Are you a tea or coffee drinker?
I am a coffee drinker, but I also enjoy a great cup of tea.
I grew up drinking tea. My mom and grandparents came from Wales, U.K., and drinking tea is a common, every day thing for them. I didn’t get into coffee until I started at college.
I still enjoy tea. I prefer it plain with a splash of lemon juice. Growing up I always added milk and sugar. As I grew older I preferred my tea to be less sweet.
Did you know that tea could be good for you? According to Tea Council of the USA, it can be. Check out the information (below).
We know the dilemma – water doesn’t always quench your flavor crave. No worries…there’s a tastier, healthier beverage alternative for those seeking a sensible sugar-free drink option that aligns with the new U.S. Dietary Guidelines. The goal of the Dietary Guidelines is for individuals throughout all stages of the lifespan to have eating patterns that promote overall health and help prevent chronic disease. Tea, with its numerous health benefits, soothing qualities and diverse flavors and forms, is the perfect beverage choice, meeting the key recommendations of the 2015-2020 Dietary Guideline
- Follow a healthy eating pattern across the lifespan.
- Focus on variety, nutrient density, and amount.
- Limit calories from added sugars and saturated fats and reduce sodium intake.
- Shift to healthier food and beverage choices.
- Support healthy eating patterns for all.
And, there are more varieties of tea than one might think—so there’s sure to be an option for every taste palate. Peter Goggi, President of the Tea Council of the USA says, “There are many intriguing forms and flavors of this healthy beverage to satisfy each taste preference, whether it be black, green, oolong or white.” In addition, Goggi notes, “Not only does tea taste great, but there is a large and growing body of research supporting it as a healthy, good-for-you beverage that meets the new recommendations of the Dietary Guidelines for Americans.”
Tea is steeped in health benefits
Tea contains no sodium, fat, carbonation, or sugar and is virtually calorie-free. Thousands of published studies in leading medical journals support the potential health benefits of drinking tea. The major bioactive compounds in tea, called flavonoids, have been linked with the beverage’s healthful properties. In fact, the December 2013 issue of the American Journal of Clinical Nutrition (AJCN) published 12 studies about tea’s role in cardiovascular health, cancer prevention, metabolism and brain function.
Tea and Heart Health: A study published by Claudio Ferri, MD, University L’Aquila, Italy found that black tea reduced blood pressure, and among hypertensive subjects, it helped counteract the negative effects of a high-fat meal on blood pressure and arterial blood flow. The study also indicated that consuming one cup of tea per day may reduce incidence of stroke and heart attacks by 8 to 10 percent.
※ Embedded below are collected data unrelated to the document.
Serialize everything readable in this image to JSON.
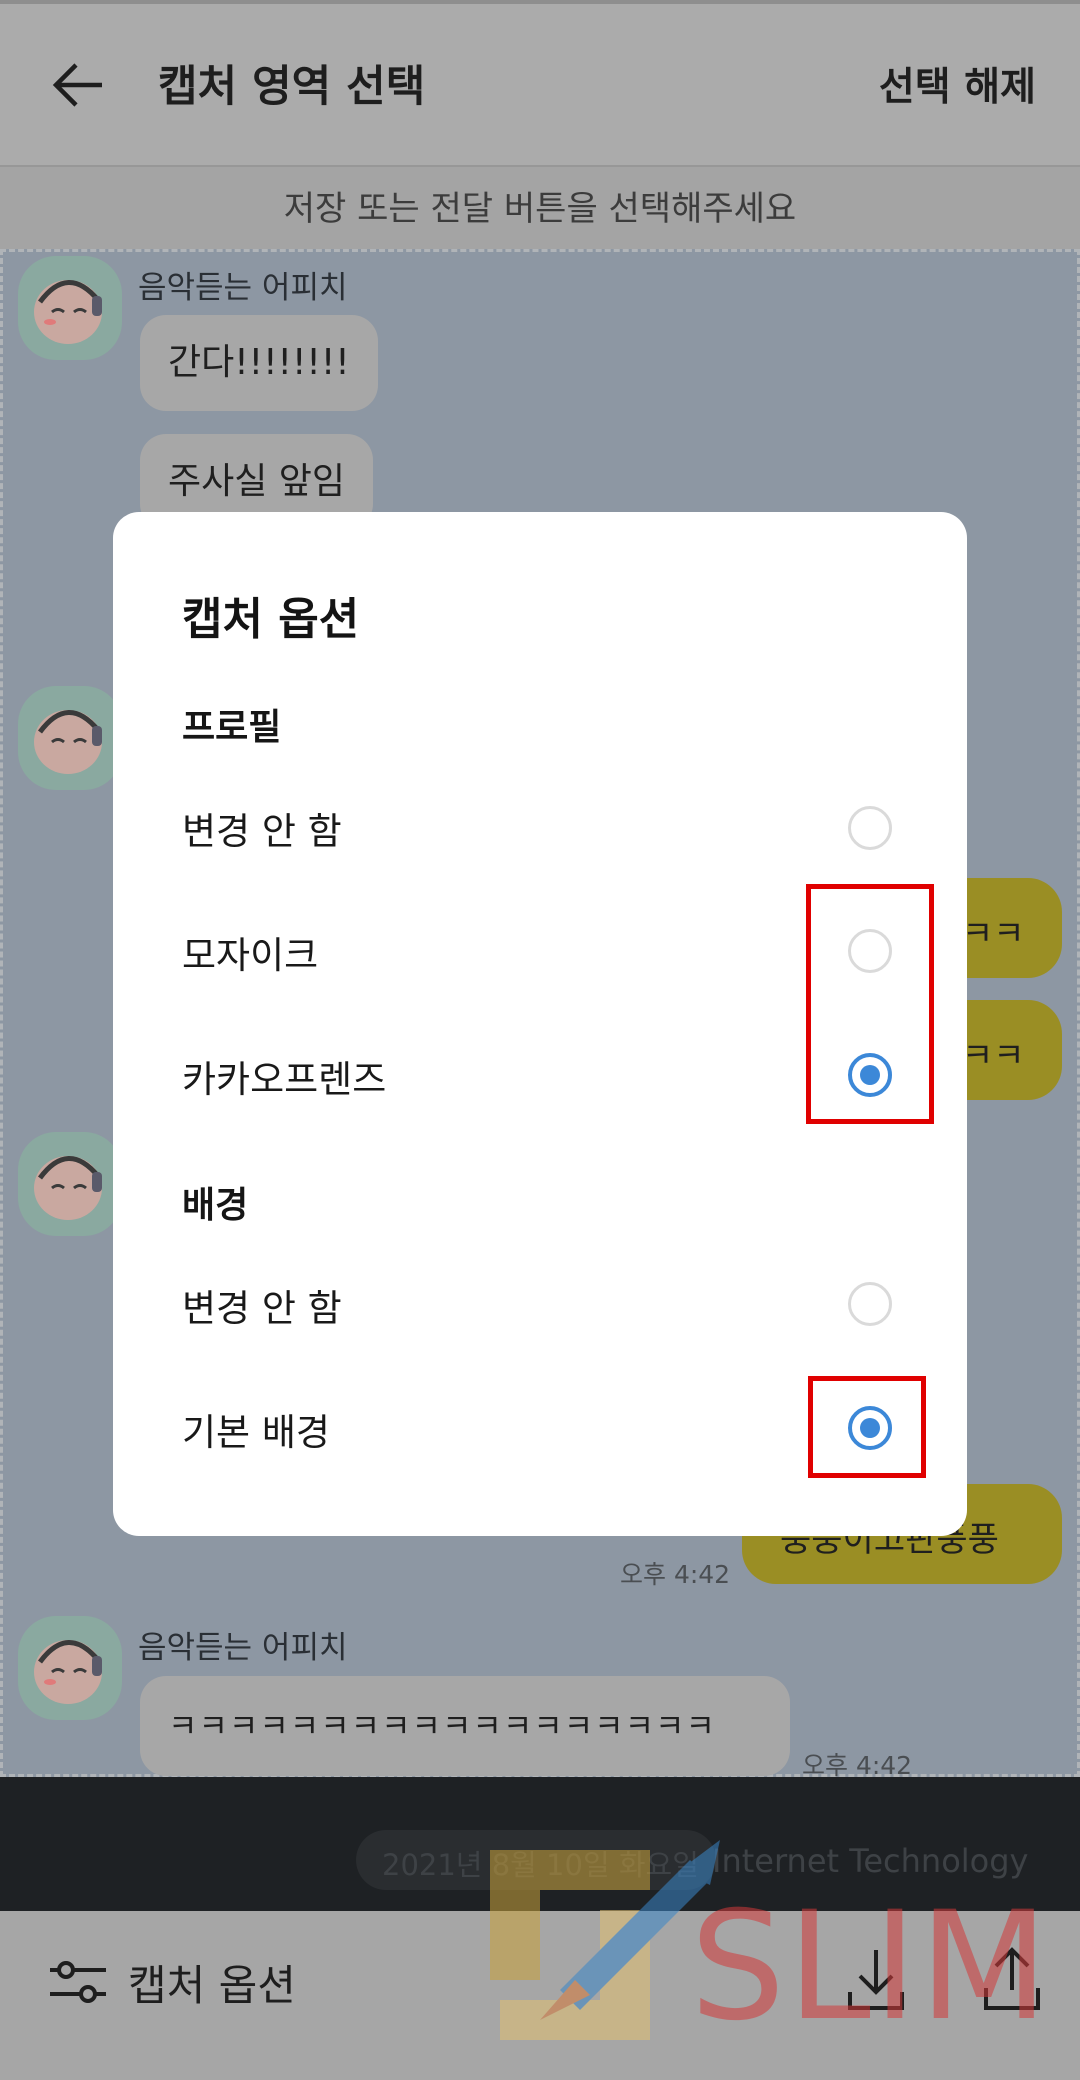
{
  "header": {
    "title": "캡처 영역 선택",
    "deselect_label": "선택 해제"
  },
  "banner": {
    "text": "저장 또는 전달 버튼을 선택해주세요"
  },
  "chat": {
    "sender_1": "음악듣는 어피치",
    "msg_1": "간다!!!!!!!!",
    "msg_2": "주사실 앞임",
    "yellow_1": "ㅋㅋ",
    "yellow_2": "ㅋㅋ",
    "yellow_3": "풍풍이고판풍풍",
    "time_1": "오후 4:42",
    "sender_2": "음악듣는 어피치",
    "msg_3": "ㅋㅋㅋㅋㅋㅋㅋㅋㅋㅋㅋㅋㅋㅋㅋㅋㅋㅋ",
    "time_2": "오후 4:42",
    "date_pill": "2021년 8월 10일 화요일"
  },
  "dialog": {
    "title": "캡처 옵션",
    "profile": {
      "section": "프로필",
      "options": [
        {
          "label": "변경 안 함",
          "selected": false
        },
        {
          "label": "모자이크",
          "selected": false
        },
        {
          "label": "카카오프렌즈",
          "selected": true
        }
      ]
    },
    "background": {
      "section": "배경",
      "options": [
        {
          "label": "변경 안 함",
          "selected": false
        },
        {
          "label": "기본 배경",
          "selected": true
        }
      ]
    }
  },
  "bottom": {
    "capture_options_label": "캡처 옵션"
  },
  "watermark": {
    "text": "SLIM",
    "site": "Internet Technology"
  },
  "colors": {
    "accent": "#3c88d8",
    "highlight": "#e00000"
  }
}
Tea and Bone Health: Research suggests that polyphenols in green tea may help improve bone quality and strength. One study found that drinking tea was associated with a 30 percent reduced risk in hip fractures among men and women 50 years of age or older.
Tea and Mood, Mental Alertness & Problem Solving: A study found that drinking tea improved attention and allowed individuals to be more focused on the task at hand. In this placebo-controlled study, subjects who drank tea produced more accurate results during an attention task and also felt more alert than subjects who drank a placebo. These effects were found for two to three cups of tea consumed within 90 minutes. It is thought that caffeine and the amino acid theanine, both present in tea, contribute to many of tea’s psychological benefits.
Tea and Ovarian Cancer: A study published in the November 2014 issue of the American Journal of Clinical Nutrition tracked habitual flavonoid intakes among study participants. Researchers found that the women who consumed foods high in flavonols and flavonones – found in tea, red wine, apples, grapes and citrus fruit and juices – had a lower risk of developing endothelial ovarian cancer. The authors reported that the women who drank two cups of black tea per day saw a 31 percent reduction in cancer risk.
Tea and Body Weight: In one review, researchers concluded that subjects consuming green tea and caffeine lost an average of 2.9 pounds within 12 weeks while adhering to their regular diet. The results of another meta-analysis suggest the increase in caloric expenditure is equal to about 100 calories over a 24-hour period. The weight loss benefits of tea vary based on many factors, but studies have found benefits with the equivalent of as little as 2.5 cups of green tea.
So brew up a cup!
It’s easy to brew a cup of tea, either from loose leaf tea or tea bags. To brew a cup of hot tea, bring cold, filtered water to a full boil in a teapot. Use one tea bag or one teaspoonful of loose tea per cup of water. Pour the boiling water over the tea and steep for three to five minutes.
Are you tea drinker? What is your favorite way to enjoy tea? Were you aware of tea’s health benefits?
*I was not compensated for this post. I shared this for the enjoyment of my site readers. The opinions/information share is that of the author’s and don’t reflect my own. This information was published with permission.